Shooting with the Sinar Norma

Sunday, August 7.

After dropping Sweetheart at her place I drove back to mine and prepared a quick meal. Gnocchi with pesto. While the water was warming up I cut a template of  6 x 7 for the Sinar Norma. I don’t have any 4×5″ cassettes yet nor film. A Toyo 120 roll film back was a deliberate choice. I want to get to know the Sinar Norma and for the moment I can’t afford spending more dough on cassettes and expensive film.

I also need a new ball head for my Manfrotto for the Sinar. Today I did it without a ball head, adjusting the legs of the tripod if necessary. No big deal.

The Toyo 120 roll film holder gives you eight 6 x 7 negs.

I drove to Reimerswaal, a few clicks over the Belgian/the Netherlands border. I needed a spot where I would not be disturbed, with enough photographic opportunities.

I had a blast using this camera. Looking for a scene, setting up the camera, composing, looking at the light, measuring the scene with my Pentax Spotmeter V, interpreting the readings and doing the math in my head for obtaining the best result with the Ilford HP5 Plus I was using. Hell, I even made notes, an absolute first one.

It did not take long before I started seeing from the Sinar and the 6 x 7 POV and boy, what a change. So much fun taking your time to compose and make a shot. I even tried some tilt & shift shit. Closing the aperture before inserting the film, setting F-stop and speed. Cocking the shutter.

It was only at image 6 that it started to dawn on me. Back at home, I had tried a bunch of stuff but I had not checked out how to insert the Toyo Back properly. I had been making 5 images without being sure I had inserted the back in a correct way. I tend to lose myself in eagerness sometimes.

So I spend image 6, 7 and 8, a beautiful composition with the Doel Nuclear Power Plant on the horizon and a handful of windmills in the foreground, to try different things with the back.

Then I drove back home, I wanted to shoot more but on the other hand, I was quite curious.

Sinar Norma (2016) Ricoh GR II
Sinar Norma (2016)
Ricoh GR II

Yesterday I also acquired a Jobo CPE development tank with continuous movement. The tanks itself have a different closing system compared to the Pattersons I use.
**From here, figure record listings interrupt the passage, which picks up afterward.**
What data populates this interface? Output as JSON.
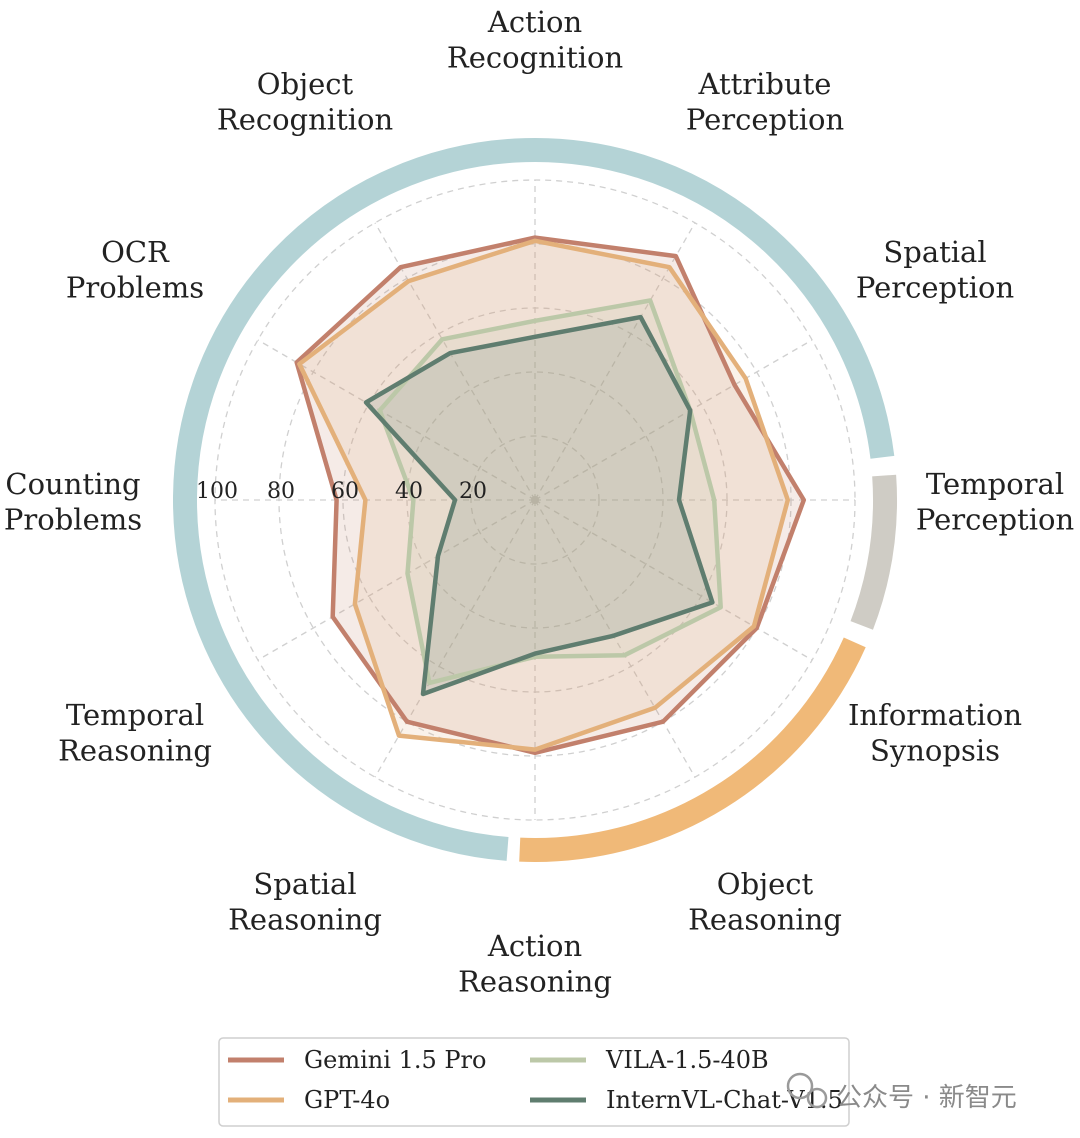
{
  "chart_data": {
    "type": "radar",
    "title": "",
    "categories": [
      "Action Recognition",
      "Attribute Perception",
      "Spatial Perception",
      "Temporal Perception",
      "Information Synopsis",
      "Object Reasoning",
      "Action Reasoning",
      "Spatial Reasoning",
      "Temporal Reasoning",
      "Counting Problems",
      "OCR Problems",
      "Object Recognition"
    ],
    "category_lines": [
      [
        "Action",
        "Recognition"
      ],
      [
        "Attribute",
        "Perception"
      ],
      [
        "Spatial",
        "Perception"
      ],
      [
        "Temporal",
        "Perception"
      ],
      [
        "Information",
        "Synopsis"
      ],
      [
        "Object",
        "Reasoning"
      ],
      [
        "Action",
        "Reasoning"
      ],
      [
        "Spatial",
        "Reasoning"
      ],
      [
        "Temporal",
        "Reasoning"
      ],
      [
        "Counting",
        "Problems"
      ],
      [
        "OCR",
        "Problems"
      ],
      [
        "Object",
        "Recognition"
      ]
    ],
    "rlim": [
      0,
      100
    ],
    "r_ticks": [
      20,
      40,
      60,
      80,
      100
    ],
    "r_tick_labels": [
      "20",
      "40",
      "60",
      "80",
      "100"
    ],
    "grid": true,
    "series": [
      {
        "name": "Gemini 1.5 Pro",
        "color": "#c2806c",
        "values": [
          82,
          88,
          72,
          84,
          80,
          80,
          79,
          80,
          73,
          62,
          86,
          84
        ]
      },
      {
        "name": "GPT-4o",
        "color": "#e3b07a",
        "values": [
          81,
          84,
          76,
          79,
          79,
          75,
          78,
          85,
          65,
          53,
          85,
          79
        ]
      },
      {
        "name": "VILA-1.5-40B",
        "color": "#bcc8a8",
        "values": [
          56,
          72,
          56,
          56,
          67,
          56,
          49,
          66,
          46,
          38,
          56,
          58
        ]
      },
      {
        "name": "InternVL-Chat-V1.5",
        "color": "#5f7d6f",
        "values": [
          51,
          66,
          56,
          45,
          64,
          49,
          48,
          70,
          35,
          25,
          61,
          53
        ]
      }
    ],
    "category_groups": [
      {
        "name": "Perception",
        "color": "#b4d3d6"
      },
      {
        "name": "Synopsis",
        "color": "#cfccc5"
      },
      {
        "name": "Reasoning",
        "color": "#f0b978"
      }
    ],
    "legend": {
      "position": "bottom-center",
      "ncol": 2
    }
  },
  "watermark": {
    "text": "公众号 · 新智元",
    "icon": "wechat-icon",
    "color": "#8a8a8a"
  }
}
I decided to develop a film I shot with the Olympus Trip 35 and that was a good decision because I did not close the tank very well so light fucked up the film.

I developed the 120 HP5+ manually and was glad to see that image 6, 7 and 8 are well exposed but I am not sure if the other images are worth something as they suffered from some light because I had not correctly inserted the roll film holder.

The film is now drying and I am not sure I’ll be able to scan it today.  4 negatives look quite gorgeous, the others suffer from a not correctly inserted back.
So I’ll add some images I shot with the Ricoh GR II.

Anyway, I very much enjoyed using the Sinar Norma. It redefines photography for me and slows me down, putting me in an almost Zen kind of mindset.

Shooting with the Sinar Norma (2016) Ricoh GR II
Shooting with the Sinar Norma (2016)
Ricoh GR II



One comment

  1. Now that is a camera, what a gorgeous beast it’s certainly a slowing down of your picture taking and I can really understand the zen feeling, i get a similar feeling being in the moment when i shoot with the pinhole I have. The exposures give time to notice the moment and all that entails i look forward to seeing more from this special camera.